The following are four enhancement requests that would make bitmap indexes more palatable.

Setting records per block

Instead of having to pre-insert dummy rows into the table before executing ALTER TABLE MINIMIZE_RECORDS_PER_BLOCK, it would be nice if Oracle provided an ALTER TABLE SET_RECORDS_PER_BLOCK n. Of course, Oracle would still need to scan the table to confirm the current records per block were less than n, but after completing the scan, it could place n in SYS.TAB$.SPARE1 instead of the current maximum.

Rounding up to the nearest 8

Since I believe the only reason administrators would want to artificially constrain the number of records per block is to permit more efficient bitmap indexes. And, since bitmap index efficiency only changes on 8 row boundaries, it would seem appropriate to have the ALTER TABLE MINIMIZE_RECORDS_PER_BLOCK clause round up to the nearest 8. Why would an administrator wish to restrict his table to only 13 records per block, when 16 records per block is just as efficient?

Bitmap indexes should track their own records per block.

Currently Oracle does not allow the execution of the ALTER TABLE MINIMIZE_RECORDS_PER_BLOCK when bitmap indexes are already built on the table. This is because each bitmap index does not store its own copy of the records per block it is formatted with. Without this number it cannot know how to decode itself. It would seem reasonable to permit a new records per block to be set for new bitmap indexes as long as it was smaller than the value used by current bitmap indexes. Current bitmap indexes would not need to be invalidated, they would just continue to work on less efficient storage. If the administrator wanted to make the old bitmap indexes more efficient, he could drop, and recreate them, but it should not be mandated.

Limit records per map to support some DML

In many uses of bitmap indexes, a single bitmap can represent hundreds or even thousands of rows. This is a good idea when there is little or no DML activity. In these situations, Oracle can support a trickle of DML without creating problematic resource contention.

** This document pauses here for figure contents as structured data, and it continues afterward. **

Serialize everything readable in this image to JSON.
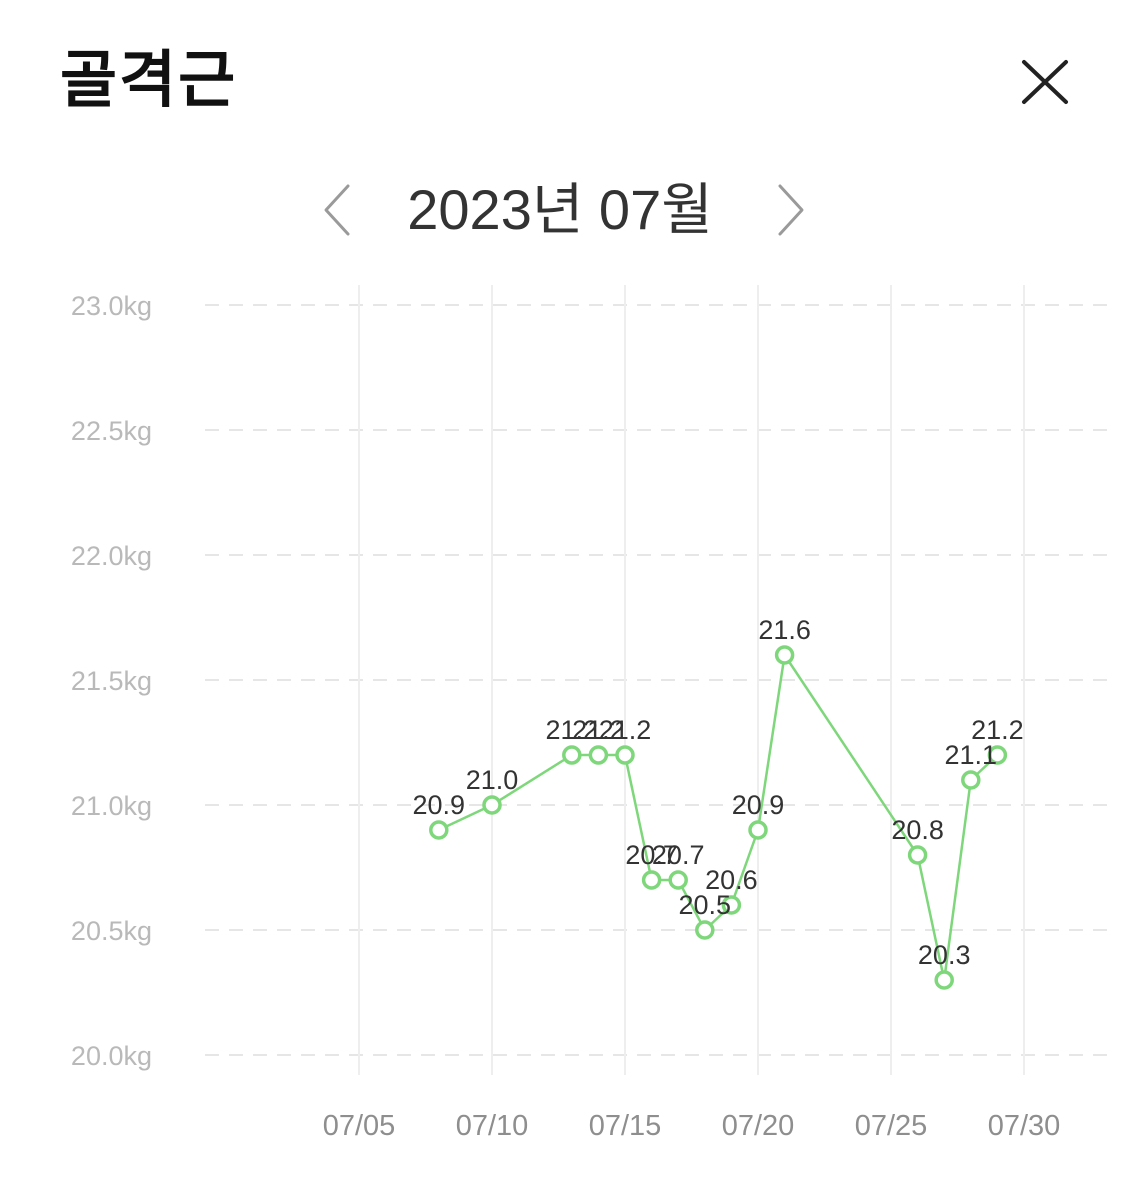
{
  "header": {
    "title": "골격근",
    "close_icon": "close-icon"
  },
  "month_nav": {
    "label": "2023년 07월",
    "prev_icon": "chevron-left-icon",
    "next_icon": "chevron-right-icon"
  },
  "colors": {
    "line": "#7ed77a",
    "grid": "#e6e6e6"
  },
  "chart_data": {
    "type": "line",
    "x": [
      "07/08",
      "07/10",
      "07/13",
      "07/14",
      "07/15",
      "07/16",
      "07/17",
      "07/18",
      "07/19",
      "07/20",
      "07/21",
      "07/26",
      "07/27",
      "07/28",
      "07/29"
    ],
    "values": [
      20.9,
      21.0,
      21.2,
      21.2,
      21.2,
      20.7,
      20.7,
      20.5,
      20.6,
      20.9,
      21.6,
      20.8,
      20.3,
      21.1,
      21.2
    ],
    "value_labels": [
      "20.9",
      "21.0",
      "21.2",
      "21.2",
      "21.2",
      "20.7",
      "20.7",
      "20.5",
      "20.6",
      "20.9",
      "21.6",
      "20.8",
      "20.3",
      "21.1",
      "21.2"
    ],
    "y_ticks": [
      "20.0kg",
      "20.5kg",
      "21.0kg",
      "21.5kg",
      "22.0kg",
      "22.5kg",
      "23.0kg"
    ],
    "x_ticks": [
      "07/05",
      "07/10",
      "07/15",
      "07/20",
      "07/25",
      "07/30"
    ],
    "ylim": [
      20.0,
      23.0
    ],
    "xlim": [
      "07/01",
      "07/31"
    ],
    "grid": true,
    "markers": "hollow circles"
  }
}
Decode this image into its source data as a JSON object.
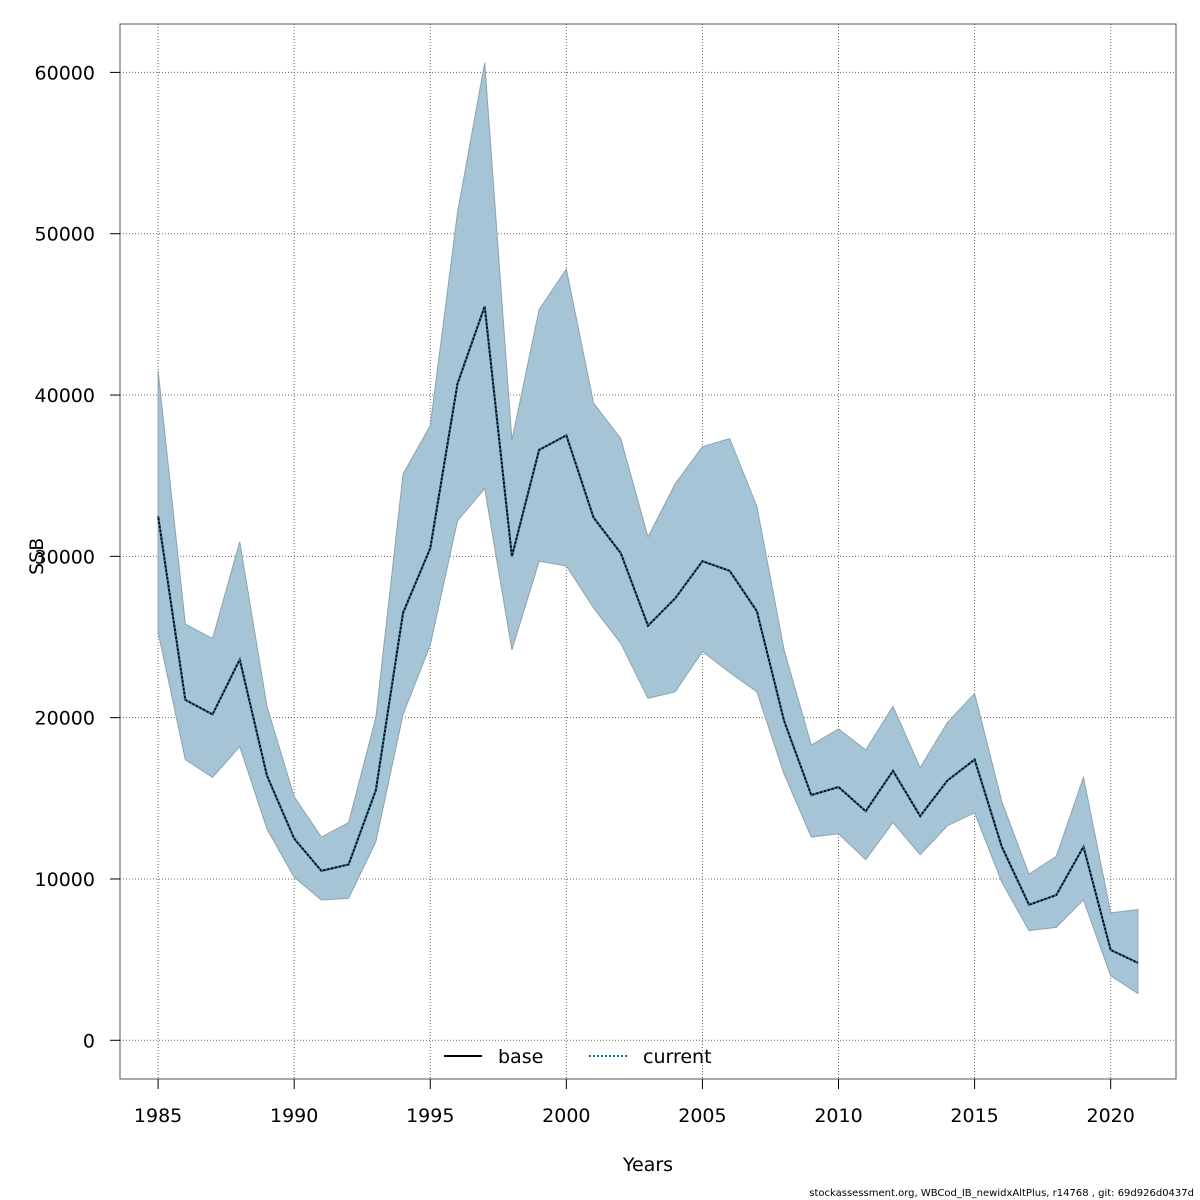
{
  "chart_data": {
    "type": "line",
    "title": "",
    "xlabel": "Years",
    "ylabel": "SSB",
    "xlim": [
      1983.6,
      1985.0,
      2022.4
    ],
    "ylim": [
      -2400,
      63000
    ],
    "x_ticks": [
      1985,
      1990,
      1995,
      2000,
      2005,
      2010,
      2015,
      2020
    ],
    "y_ticks": [
      0,
      10000,
      20000,
      30000,
      40000,
      50000,
      60000
    ],
    "grid": true,
    "legend_position": "bottom-center",
    "x": [
      1985,
      1986,
      1987,
      1988,
      1989,
      1990,
      1991,
      1992,
      1993,
      1994,
      1995,
      1996,
      1997,
      1998,
      1999,
      2000,
      2001,
      2002,
      2003,
      2004,
      2005,
      2006,
      2007,
      2008,
      2009,
      2010,
      2011,
      2012,
      2013,
      2014,
      2015,
      2016,
      2017,
      2018,
      2019,
      2020,
      2021
    ],
    "series": [
      {
        "name": "base",
        "style": "solid",
        "color": "#000000",
        "values": [
          32500,
          21100,
          20200,
          23600,
          16400,
          12500,
          10500,
          10900,
          15500,
          26500,
          30500,
          40700,
          45500,
          30000,
          36600,
          37500,
          32400,
          30200,
          25700,
          27400,
          29700,
          29100,
          26600,
          19800,
          15200,
          15700,
          14200,
          16700,
          13900,
          16100,
          17400,
          12000,
          8400,
          9000,
          12000,
          5600,
          4800
        ]
      },
      {
        "name": "current",
        "style": "dotted",
        "color": "#1f6fa0",
        "values": [
          32500,
          21100,
          20200,
          23600,
          16400,
          12500,
          10500,
          10900,
          15500,
          26500,
          30500,
          40700,
          45500,
          30000,
          36600,
          37500,
          32400,
          30200,
          25700,
          27400,
          29700,
          29100,
          26600,
          19800,
          15200,
          15700,
          14200,
          16700,
          13900,
          16100,
          17400,
          12000,
          8400,
          9000,
          12000,
          5600,
          4800
        ]
      }
    ],
    "confidence_band": {
      "color": "#a5c4d6",
      "lower": [
        25300,
        17400,
        16300,
        18200,
        13100,
        10100,
        8700,
        8800,
        12300,
        20200,
        24500,
        32200,
        34200,
        24200,
        29700,
        29400,
        26800,
        24600,
        21200,
        21600,
        24100,
        22800,
        21600,
        16500,
        12600,
        12800,
        11200,
        13500,
        11500,
        13300,
        14100,
        9800,
        6800,
        7000,
        8700,
        4000,
        2900
      ],
      "upper": [
        41500,
        25800,
        24900,
        30900,
        20700,
        15100,
        12600,
        13500,
        20000,
        35100,
        38100,
        51300,
        60600,
        37200,
        45300,
        47800,
        39500,
        37300,
        31200,
        34500,
        36800,
        37300,
        33100,
        24200,
        18300,
        19300,
        18000,
        20700,
        16900,
        19700,
        21500,
        14800,
        10300,
        11400,
        16300,
        7900,
        8100
      ]
    }
  },
  "legend": {
    "items": [
      {
        "label": "base",
        "style": "solid",
        "color": "#000000"
      },
      {
        "label": "current",
        "style": "dotted",
        "color": "#1f6fa0"
      }
    ]
  },
  "footer": {
    "text": "stockassessment.org, WBCod_IB_newidxAltPlus, r14768 , git: 69d926d0437d"
  }
}
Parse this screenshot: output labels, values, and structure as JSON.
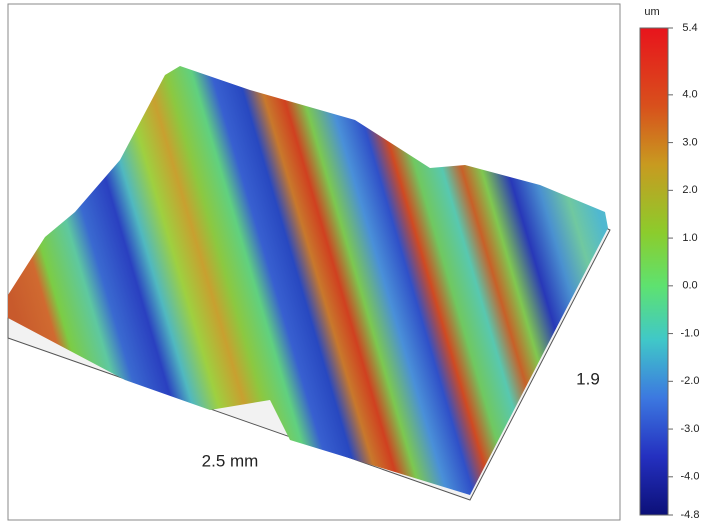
{
  "chart_data": {
    "type": "surface3d",
    "x_label": "2.5 mm",
    "y_label": "1.9",
    "colorbar": {
      "unit": "um",
      "lim": [
        -4.8,
        5.4
      ],
      "ticks": [
        5.4,
        {
          "value": 4,
          "label": "4.0"
        },
        {
          "value": 3,
          "label": "3.0"
        },
        {
          "value": 2,
          "label": "2.0"
        },
        {
          "value": 1,
          "label": "1.0"
        },
        {
          "value": 0,
          "label": "0.0"
        },
        {
          "value": -1,
          "label": "-1.0"
        },
        {
          "value": -2,
          "label": "-2.0"
        },
        {
          "value": -3,
          "label": "-3.0"
        },
        {
          "value": -4,
          "label": "-4.0"
        },
        -4.8
      ]
    }
  }
}
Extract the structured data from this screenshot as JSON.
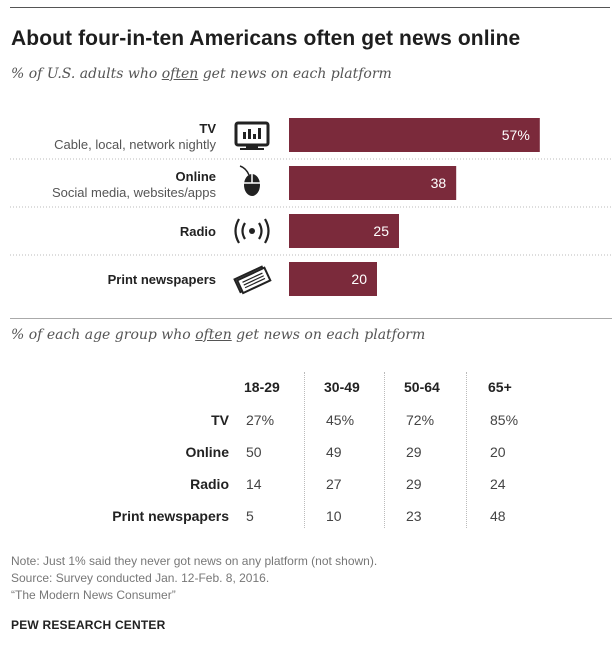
{
  "title": "About four-in-ten Americans often get news online",
  "subtitle_chart": {
    "pre": "% of U.S. adults who ",
    "emph": "often",
    "post": " get news on each platform"
  },
  "subtitle_table": {
    "pre": "% of each age group who ",
    "emph": "often",
    "post": " get news on each platform"
  },
  "chart_data": [
    {
      "type": "bar",
      "orientation": "horizontal",
      "categories": [
        "TV",
        "Online",
        "Radio",
        "Print newspapers"
      ],
      "sublabels": [
        "Cable, local, network nightly",
        "Social media, websites/apps",
        "",
        ""
      ],
      "icons": [
        "tv-icon",
        "mouse-icon",
        "radio-icon",
        "newspaper-icon"
      ],
      "values": [
        57,
        38,
        25,
        20
      ],
      "value_labels": [
        "57%",
        "38",
        "25",
        "20"
      ],
      "xlim": [
        0,
        100
      ],
      "bar_color": "#7b2a3b",
      "grid": false,
      "legend": "none"
    },
    {
      "type": "table",
      "columns": [
        "18-29",
        "30-49",
        "50-64",
        "65+"
      ],
      "rows": [
        {
          "label": "TV",
          "values": [
            "27%",
            "45%",
            "72%",
            "85%"
          ]
        },
        {
          "label": "Online",
          "values": [
            "50",
            "49",
            "29",
            "20"
          ]
        },
        {
          "label": "Radio",
          "values": [
            "14",
            "27",
            "29",
            "24"
          ]
        },
        {
          "label": "Print newspapers",
          "values": [
            "5",
            "10",
            "23",
            "48"
          ]
        }
      ]
    }
  ],
  "notes": [
    "Note: Just 1% said they never got news on any platform (not shown).",
    "Source: Survey conducted Jan. 12-Feb. 8, 2016.",
    "“The Modern News Consumer”"
  ],
  "brand": "PEW RESEARCH CENTER"
}
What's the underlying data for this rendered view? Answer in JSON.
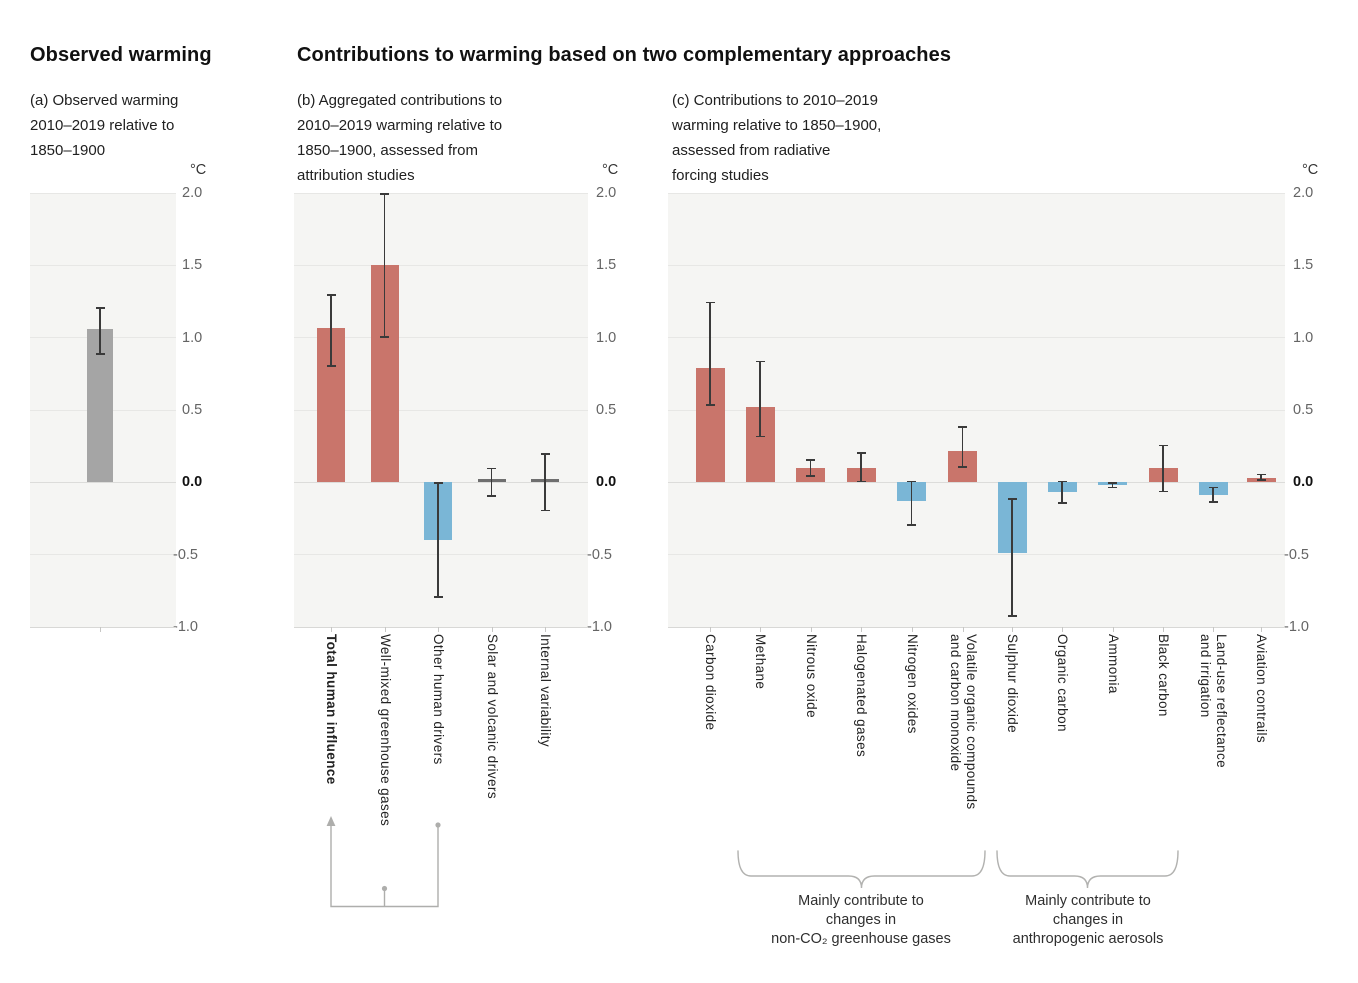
{
  "page": {
    "heading_left": "Observed warming",
    "heading_right": "Contributions to warming based on two complementary approaches"
  },
  "colors": {
    "red": "#c9756b",
    "blue": "#7ab6d6",
    "gray": "#a5a5a5",
    "neutral": "#6f6f6f"
  },
  "chart_data": [
    {
      "type": "bar",
      "panel": "a",
      "subtitle": "(a) Observed warming\n2010–2019 relative to\n1850–1900",
      "unit": "°C",
      "ylim": [
        -1.0,
        2.0
      ],
      "yticks": [
        2.0,
        1.5,
        1.0,
        0.5,
        0.0,
        -0.5,
        -1.0
      ],
      "grid": true,
      "legend": "none",
      "bars": [
        {
          "lines": [],
          "name": "observed-warming",
          "value": 1.06,
          "err_lo": 0.88,
          "err_hi": 1.21,
          "color_key": "gray",
          "bold": false
        }
      ]
    },
    {
      "type": "bar",
      "panel": "b",
      "subtitle": "(b) Aggregated contributions to\n2010–2019 warming relative to\n1850–1900, assessed from\nattribution studies",
      "unit": "°C",
      "ylim": [
        -1.0,
        2.0
      ],
      "yticks": [
        2.0,
        1.5,
        1.0,
        0.5,
        0.0,
        -0.5,
        -1.0
      ],
      "grid": true,
      "bars": [
        {
          "lines": [
            "Total human influence"
          ],
          "name": "total-human-influence",
          "value": 1.07,
          "err_lo": 0.8,
          "err_hi": 1.3,
          "color_key": "red",
          "bold": true
        },
        {
          "lines": [
            "Well-mixed greenhouse gases"
          ],
          "name": "well-mixed-greenhouse-gases",
          "value": 1.5,
          "err_lo": 1.0,
          "err_hi": 2.0,
          "color_key": "red",
          "bold": false
        },
        {
          "lines": [
            "Other human drivers"
          ],
          "name": "other-human-drivers",
          "value": -0.4,
          "err_lo": -0.8,
          "err_hi": 0.0,
          "color_key": "blue",
          "bold": false
        },
        {
          "lines": [
            "Solar and volcanic drivers"
          ],
          "name": "solar-and-volcanic-drivers",
          "value": 0.02,
          "err_lo": -0.1,
          "err_hi": 0.1,
          "color_key": "neutral",
          "bold": false
        },
        {
          "lines": [
            "Internal variability"
          ],
          "name": "internal-variability",
          "value": 0.02,
          "err_lo": -0.2,
          "err_hi": 0.2,
          "color_key": "neutral",
          "bold": false
        }
      ]
    },
    {
      "type": "bar",
      "panel": "c",
      "subtitle": "(c) Contributions to 2010–2019\nwarming relative to 1850–1900,\nassessed from radiative\nforcing studies",
      "unit": "°C",
      "ylim": [
        -1.0,
        2.0
      ],
      "yticks": [
        2.0,
        1.5,
        1.0,
        0.5,
        0.0,
        -0.5,
        -1.0
      ],
      "grid": true,
      "bars": [
        {
          "lines": [
            "Carbon dioxide"
          ],
          "name": "carbon-dioxide",
          "value": 0.79,
          "err_lo": 0.53,
          "err_hi": 1.25,
          "color_key": "red",
          "bold": false
        },
        {
          "lines": [
            "Methane"
          ],
          "name": "methane",
          "value": 0.52,
          "err_lo": 0.31,
          "err_hi": 0.84,
          "color_key": "red",
          "bold": false
        },
        {
          "lines": [
            "Nitrous oxide"
          ],
          "name": "nitrous-oxide",
          "value": 0.1,
          "err_lo": 0.04,
          "err_hi": 0.16,
          "color_key": "red",
          "bold": false
        },
        {
          "lines": [
            "Halogenated gases"
          ],
          "name": "halogenated-gases",
          "value": 0.1,
          "err_lo": 0.0,
          "err_hi": 0.21,
          "color_key": "red",
          "bold": false
        },
        {
          "lines": [
            "Nitrogen oxides"
          ],
          "name": "nitrogen-oxides",
          "value": -0.13,
          "err_lo": -0.3,
          "err_hi": 0.01,
          "color_key": "blue",
          "bold": false
        },
        {
          "lines": [
            "Volatile organic compounds",
            "and carbon monoxide"
          ],
          "name": "volatile-organic-compounds-and-carbon-monoxide",
          "value": 0.22,
          "err_lo": 0.1,
          "err_hi": 0.39,
          "color_key": "red",
          "bold": false
        },
        {
          "lines": [
            "Sulphur dioxide"
          ],
          "name": "sulphur-dioxide",
          "value": -0.49,
          "err_lo": -0.93,
          "err_hi": -0.11,
          "color_key": "blue",
          "bold": false
        },
        {
          "lines": [
            "Organic carbon"
          ],
          "name": "organic-carbon",
          "value": -0.07,
          "err_lo": -0.15,
          "err_hi": 0.01,
          "color_key": "blue",
          "bold": false
        },
        {
          "lines": [
            "Ammonia"
          ],
          "name": "ammonia",
          "value": -0.02,
          "err_lo": -0.04,
          "err_hi": 0.0,
          "color_key": "blue",
          "bold": false
        },
        {
          "lines": [
            "Black carbon"
          ],
          "name": "black-carbon",
          "value": 0.1,
          "err_lo": -0.07,
          "err_hi": 0.26,
          "color_key": "red",
          "bold": false
        },
        {
          "lines": [
            "Land-use reflectance",
            "and irrigation"
          ],
          "name": "land-use-reflectance-and-irrigation",
          "value": -0.09,
          "err_lo": -0.14,
          "err_hi": -0.03,
          "color_key": "blue",
          "bold": false
        },
        {
          "lines": [
            "Aviation contrails"
          ],
          "name": "aviation-contrails",
          "value": 0.03,
          "err_lo": 0.01,
          "err_hi": 0.06,
          "color_key": "red",
          "bold": false
        }
      ],
      "group_annotations": [
        {
          "label": "Mainly contribute to\nchanges in\nnon-CO₂ greenhouse gases",
          "from_bar": "Methane",
          "to_bar": "Volatile organic compounds and carbon monoxide"
        },
        {
          "label": "Mainly contribute to\nchanges in\nanthropogenic aerosols",
          "from_bar": "Sulphur dioxide",
          "to_bar": "Black carbon"
        }
      ]
    }
  ]
}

What if the administrator would like to give up a little space efficiency to support a slightly larger trickle of DML? Mind you, I am not talking about anything resembling OLTP. It might be nice to artificially limit each bitmap to, say, 1000 records.

create bitmap index pat_s_bests on patient_bests(state) records 1000;

If there are 10,000 patients in California, there is a good chance that two of them could move from California, concurrently, while still providing most of the benefits of a bitmap index.